CARTA A SAM HAMILL, ORGANIZADOR DEL MOVIMIENTO
POETAS CONTRA LA GUERRA

Admirado poeta:

Desde el 28 de febrero pasado Tony Guerrero está en el hueco.

¿Qué es el hueco?

¿Quién lo ha encerrado ahí?

¿Por qué lo hicieron?

El hueco es un cubículo repulsivo y asfixiante concebido para que un ser humano se convierta en un despojo acosado e indefenso. El hueco es un lugar inmundo en donde un ser humano no tiene derecho a escuchar la voz de alguien amado.

El hueco es un sitio siniestro donde un ser humano no puede hablar con sus defensores ni recibir un papelito con una frase de consuelo ni leer un libro ni escuchar una música ni el canto del gallo al amanecer y ni siquiera el rugido de los automóviles en las autopistas lejanas.
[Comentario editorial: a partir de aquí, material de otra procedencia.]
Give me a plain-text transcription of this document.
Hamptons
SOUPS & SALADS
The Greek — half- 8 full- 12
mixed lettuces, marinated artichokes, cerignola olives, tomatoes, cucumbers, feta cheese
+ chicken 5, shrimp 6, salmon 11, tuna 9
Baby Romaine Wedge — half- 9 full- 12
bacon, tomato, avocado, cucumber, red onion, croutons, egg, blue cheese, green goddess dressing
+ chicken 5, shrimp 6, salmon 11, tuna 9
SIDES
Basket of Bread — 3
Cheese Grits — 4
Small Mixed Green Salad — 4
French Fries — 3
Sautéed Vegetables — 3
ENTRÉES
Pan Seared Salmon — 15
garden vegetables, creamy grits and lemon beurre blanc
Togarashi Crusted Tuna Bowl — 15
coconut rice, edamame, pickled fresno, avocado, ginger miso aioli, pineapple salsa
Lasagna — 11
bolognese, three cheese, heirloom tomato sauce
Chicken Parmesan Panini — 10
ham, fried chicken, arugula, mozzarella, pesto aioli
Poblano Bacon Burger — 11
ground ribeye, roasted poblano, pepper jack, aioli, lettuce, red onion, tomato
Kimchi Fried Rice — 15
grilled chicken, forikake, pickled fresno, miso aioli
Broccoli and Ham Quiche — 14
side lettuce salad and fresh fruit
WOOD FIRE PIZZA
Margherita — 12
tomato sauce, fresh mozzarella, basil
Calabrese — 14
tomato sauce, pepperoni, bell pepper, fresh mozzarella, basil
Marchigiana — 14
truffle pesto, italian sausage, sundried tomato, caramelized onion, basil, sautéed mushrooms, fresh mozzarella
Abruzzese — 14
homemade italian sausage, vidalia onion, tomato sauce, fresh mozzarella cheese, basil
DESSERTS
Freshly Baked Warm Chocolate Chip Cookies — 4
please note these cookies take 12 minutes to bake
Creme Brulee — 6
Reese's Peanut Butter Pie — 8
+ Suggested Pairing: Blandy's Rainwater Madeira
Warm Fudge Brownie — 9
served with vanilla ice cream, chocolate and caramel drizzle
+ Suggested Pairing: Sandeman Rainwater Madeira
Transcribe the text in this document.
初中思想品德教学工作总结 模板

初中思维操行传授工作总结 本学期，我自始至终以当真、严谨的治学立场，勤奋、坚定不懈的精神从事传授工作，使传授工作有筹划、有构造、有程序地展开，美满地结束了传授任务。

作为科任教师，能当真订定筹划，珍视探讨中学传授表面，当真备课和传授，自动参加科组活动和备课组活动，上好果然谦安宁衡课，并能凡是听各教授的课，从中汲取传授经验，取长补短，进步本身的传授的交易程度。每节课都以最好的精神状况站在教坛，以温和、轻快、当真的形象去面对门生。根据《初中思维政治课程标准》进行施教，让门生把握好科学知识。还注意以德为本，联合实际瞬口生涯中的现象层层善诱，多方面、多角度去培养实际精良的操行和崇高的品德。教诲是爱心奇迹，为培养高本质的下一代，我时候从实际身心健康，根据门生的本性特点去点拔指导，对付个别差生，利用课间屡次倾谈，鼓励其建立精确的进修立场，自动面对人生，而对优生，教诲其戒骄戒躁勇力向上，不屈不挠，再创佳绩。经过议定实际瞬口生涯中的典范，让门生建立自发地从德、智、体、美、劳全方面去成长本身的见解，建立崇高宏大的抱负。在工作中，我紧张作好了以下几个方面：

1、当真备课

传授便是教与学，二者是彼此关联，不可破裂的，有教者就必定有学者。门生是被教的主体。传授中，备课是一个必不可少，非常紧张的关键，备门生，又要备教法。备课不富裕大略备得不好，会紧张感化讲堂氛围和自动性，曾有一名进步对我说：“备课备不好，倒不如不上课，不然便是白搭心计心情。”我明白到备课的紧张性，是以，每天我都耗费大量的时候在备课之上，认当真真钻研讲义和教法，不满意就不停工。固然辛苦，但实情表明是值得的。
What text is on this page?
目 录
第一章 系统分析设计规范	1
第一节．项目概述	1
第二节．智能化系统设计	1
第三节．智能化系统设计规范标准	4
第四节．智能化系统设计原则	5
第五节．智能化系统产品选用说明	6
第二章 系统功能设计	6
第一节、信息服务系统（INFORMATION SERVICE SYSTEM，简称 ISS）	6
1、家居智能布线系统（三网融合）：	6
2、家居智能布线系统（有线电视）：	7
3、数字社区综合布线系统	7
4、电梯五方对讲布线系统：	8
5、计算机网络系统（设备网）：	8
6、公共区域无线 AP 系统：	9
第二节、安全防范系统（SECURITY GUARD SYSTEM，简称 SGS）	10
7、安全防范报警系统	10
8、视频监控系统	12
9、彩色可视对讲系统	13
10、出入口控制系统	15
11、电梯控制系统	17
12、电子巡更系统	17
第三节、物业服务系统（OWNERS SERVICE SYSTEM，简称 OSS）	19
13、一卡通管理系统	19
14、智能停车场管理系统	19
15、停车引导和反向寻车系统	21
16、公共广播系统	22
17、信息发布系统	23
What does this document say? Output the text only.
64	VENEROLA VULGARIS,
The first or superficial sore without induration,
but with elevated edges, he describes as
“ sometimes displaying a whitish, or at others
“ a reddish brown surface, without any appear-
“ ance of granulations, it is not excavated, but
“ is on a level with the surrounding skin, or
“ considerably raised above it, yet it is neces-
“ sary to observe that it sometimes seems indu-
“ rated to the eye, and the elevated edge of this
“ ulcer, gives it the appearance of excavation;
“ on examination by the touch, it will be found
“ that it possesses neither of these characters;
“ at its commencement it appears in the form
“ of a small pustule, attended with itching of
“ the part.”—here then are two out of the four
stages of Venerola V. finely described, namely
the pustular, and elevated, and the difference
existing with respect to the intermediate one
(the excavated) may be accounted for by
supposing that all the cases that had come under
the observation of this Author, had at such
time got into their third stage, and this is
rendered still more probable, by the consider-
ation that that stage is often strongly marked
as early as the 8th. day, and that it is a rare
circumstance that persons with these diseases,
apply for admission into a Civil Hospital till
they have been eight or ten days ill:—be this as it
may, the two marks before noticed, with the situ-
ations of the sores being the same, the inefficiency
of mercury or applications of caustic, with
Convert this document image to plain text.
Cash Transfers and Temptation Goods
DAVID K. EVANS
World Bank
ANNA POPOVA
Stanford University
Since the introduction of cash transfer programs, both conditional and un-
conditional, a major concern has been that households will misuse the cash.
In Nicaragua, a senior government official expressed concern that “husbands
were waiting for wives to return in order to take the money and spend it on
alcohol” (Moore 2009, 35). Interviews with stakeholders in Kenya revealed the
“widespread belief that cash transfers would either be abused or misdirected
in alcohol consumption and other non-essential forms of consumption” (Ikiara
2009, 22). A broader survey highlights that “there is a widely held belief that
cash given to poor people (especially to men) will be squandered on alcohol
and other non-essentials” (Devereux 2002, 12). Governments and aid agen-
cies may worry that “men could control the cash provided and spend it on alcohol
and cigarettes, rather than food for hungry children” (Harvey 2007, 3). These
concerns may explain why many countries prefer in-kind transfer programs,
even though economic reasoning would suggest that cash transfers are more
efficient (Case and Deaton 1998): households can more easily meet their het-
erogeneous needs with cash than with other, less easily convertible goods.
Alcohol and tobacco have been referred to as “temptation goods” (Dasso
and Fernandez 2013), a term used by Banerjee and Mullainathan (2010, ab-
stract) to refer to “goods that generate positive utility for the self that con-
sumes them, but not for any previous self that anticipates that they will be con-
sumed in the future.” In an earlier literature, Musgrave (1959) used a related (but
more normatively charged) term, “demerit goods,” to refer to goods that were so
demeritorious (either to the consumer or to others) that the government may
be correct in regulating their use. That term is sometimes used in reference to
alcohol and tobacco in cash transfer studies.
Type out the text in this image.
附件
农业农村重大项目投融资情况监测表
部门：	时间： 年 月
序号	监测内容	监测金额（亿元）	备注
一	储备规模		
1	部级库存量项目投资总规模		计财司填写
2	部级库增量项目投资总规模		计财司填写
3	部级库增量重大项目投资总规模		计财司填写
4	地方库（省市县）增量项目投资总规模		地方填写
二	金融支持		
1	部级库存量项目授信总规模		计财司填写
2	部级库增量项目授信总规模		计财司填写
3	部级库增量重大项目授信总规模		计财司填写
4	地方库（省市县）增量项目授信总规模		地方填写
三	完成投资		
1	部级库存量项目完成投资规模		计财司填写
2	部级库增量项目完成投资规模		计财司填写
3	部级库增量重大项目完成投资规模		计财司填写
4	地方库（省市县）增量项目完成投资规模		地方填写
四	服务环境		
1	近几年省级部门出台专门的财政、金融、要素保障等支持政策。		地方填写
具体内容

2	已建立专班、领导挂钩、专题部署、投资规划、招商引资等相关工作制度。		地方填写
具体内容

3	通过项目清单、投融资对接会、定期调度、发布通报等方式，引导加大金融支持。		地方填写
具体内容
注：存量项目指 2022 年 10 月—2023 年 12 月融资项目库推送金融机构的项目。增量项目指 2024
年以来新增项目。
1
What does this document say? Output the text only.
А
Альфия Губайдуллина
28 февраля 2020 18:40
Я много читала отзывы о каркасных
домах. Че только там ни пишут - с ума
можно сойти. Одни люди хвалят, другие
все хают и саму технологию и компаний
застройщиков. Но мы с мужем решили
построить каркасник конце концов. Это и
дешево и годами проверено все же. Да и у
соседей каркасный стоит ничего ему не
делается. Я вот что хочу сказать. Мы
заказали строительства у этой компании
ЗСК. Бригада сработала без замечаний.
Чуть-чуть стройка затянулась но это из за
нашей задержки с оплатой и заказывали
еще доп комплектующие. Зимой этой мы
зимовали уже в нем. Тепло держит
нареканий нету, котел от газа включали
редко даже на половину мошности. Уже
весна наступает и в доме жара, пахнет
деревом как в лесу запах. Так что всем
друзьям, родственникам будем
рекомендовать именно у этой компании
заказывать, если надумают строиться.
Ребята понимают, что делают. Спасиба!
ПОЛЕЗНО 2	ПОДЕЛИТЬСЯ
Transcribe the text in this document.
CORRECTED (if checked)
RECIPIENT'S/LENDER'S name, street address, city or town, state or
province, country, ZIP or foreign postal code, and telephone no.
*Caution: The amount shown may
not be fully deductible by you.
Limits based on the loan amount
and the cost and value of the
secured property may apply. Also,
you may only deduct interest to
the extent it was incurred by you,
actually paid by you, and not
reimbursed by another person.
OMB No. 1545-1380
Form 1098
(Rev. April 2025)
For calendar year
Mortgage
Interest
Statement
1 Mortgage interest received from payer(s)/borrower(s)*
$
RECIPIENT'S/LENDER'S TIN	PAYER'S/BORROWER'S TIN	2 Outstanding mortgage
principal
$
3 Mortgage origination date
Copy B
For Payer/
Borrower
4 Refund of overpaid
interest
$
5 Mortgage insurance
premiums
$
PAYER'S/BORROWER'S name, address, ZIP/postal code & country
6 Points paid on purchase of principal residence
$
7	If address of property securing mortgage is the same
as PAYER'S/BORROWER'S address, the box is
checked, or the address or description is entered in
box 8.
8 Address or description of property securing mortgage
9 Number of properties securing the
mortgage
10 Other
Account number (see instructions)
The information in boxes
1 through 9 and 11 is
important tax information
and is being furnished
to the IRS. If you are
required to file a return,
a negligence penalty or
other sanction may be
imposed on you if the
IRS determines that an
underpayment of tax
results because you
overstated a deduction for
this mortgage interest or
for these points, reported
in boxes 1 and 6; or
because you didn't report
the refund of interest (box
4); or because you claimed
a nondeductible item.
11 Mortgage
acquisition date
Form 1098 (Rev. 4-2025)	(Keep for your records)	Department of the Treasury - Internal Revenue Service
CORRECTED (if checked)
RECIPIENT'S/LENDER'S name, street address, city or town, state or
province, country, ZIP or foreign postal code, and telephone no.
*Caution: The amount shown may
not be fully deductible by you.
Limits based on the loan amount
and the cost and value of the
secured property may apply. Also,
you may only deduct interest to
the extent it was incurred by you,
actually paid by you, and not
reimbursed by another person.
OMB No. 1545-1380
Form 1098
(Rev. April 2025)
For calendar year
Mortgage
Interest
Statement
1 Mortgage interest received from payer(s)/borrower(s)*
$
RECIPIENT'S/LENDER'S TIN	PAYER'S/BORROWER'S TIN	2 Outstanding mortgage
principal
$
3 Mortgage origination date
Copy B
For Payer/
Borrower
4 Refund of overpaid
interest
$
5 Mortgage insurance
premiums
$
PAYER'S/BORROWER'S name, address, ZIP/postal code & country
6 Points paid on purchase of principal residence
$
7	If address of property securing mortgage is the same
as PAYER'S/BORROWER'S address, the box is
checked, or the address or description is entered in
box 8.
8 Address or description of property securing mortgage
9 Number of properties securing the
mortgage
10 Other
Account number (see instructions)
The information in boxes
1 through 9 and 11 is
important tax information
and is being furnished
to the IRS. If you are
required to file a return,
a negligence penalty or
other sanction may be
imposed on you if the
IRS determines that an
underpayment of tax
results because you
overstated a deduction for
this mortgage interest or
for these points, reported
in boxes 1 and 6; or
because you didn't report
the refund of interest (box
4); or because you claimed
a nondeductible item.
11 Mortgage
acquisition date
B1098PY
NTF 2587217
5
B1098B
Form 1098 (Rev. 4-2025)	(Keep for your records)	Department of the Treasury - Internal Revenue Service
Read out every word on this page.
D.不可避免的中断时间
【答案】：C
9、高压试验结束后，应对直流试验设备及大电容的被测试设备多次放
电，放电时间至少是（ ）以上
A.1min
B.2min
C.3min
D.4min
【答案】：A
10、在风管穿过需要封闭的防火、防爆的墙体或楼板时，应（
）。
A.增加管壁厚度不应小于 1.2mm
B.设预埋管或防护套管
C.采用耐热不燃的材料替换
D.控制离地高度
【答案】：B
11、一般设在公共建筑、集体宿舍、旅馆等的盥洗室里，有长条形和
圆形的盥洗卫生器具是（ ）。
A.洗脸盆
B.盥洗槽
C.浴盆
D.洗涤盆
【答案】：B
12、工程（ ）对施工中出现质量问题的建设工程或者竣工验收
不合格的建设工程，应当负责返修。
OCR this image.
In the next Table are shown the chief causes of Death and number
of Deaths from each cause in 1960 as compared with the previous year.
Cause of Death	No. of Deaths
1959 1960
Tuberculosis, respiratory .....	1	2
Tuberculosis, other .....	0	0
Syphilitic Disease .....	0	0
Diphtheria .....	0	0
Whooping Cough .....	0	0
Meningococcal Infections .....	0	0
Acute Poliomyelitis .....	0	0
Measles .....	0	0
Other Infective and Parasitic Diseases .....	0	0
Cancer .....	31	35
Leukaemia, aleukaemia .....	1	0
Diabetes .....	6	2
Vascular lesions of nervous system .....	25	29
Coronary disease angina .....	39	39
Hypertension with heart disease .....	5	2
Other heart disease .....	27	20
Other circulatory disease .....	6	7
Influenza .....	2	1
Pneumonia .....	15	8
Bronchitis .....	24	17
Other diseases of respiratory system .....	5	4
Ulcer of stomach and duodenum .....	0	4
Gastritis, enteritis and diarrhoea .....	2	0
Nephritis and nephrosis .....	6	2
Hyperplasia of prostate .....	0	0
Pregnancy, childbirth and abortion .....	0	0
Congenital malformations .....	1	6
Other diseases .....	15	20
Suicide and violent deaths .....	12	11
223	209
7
Los dueños del hueco son muy poderosos. La arrogancia y el poderío económico de los dueños del hueco gobiernan a los gobiernos de las naciones.

Y así como en una cárcel de South Florence, Colorado, han encerrado a un simple y sencillo poeta cubano en el hueco, arbitrariamente, porque sí, porque no quieren que Tony Guerrero, ni sus otros cuatro compañeros en igualdad de condiciones tengan finalmente un juicio justo, como lo manda la Constitución sagrada de ese país, ahora han decidido que quieren apretar el botón de la guerra. Porque de eso parece que se trata: de apretar asépticos botones en oficinas ovales o pentagonales, o en altísimos salones perfumados con el codiciado aroma del petróleo.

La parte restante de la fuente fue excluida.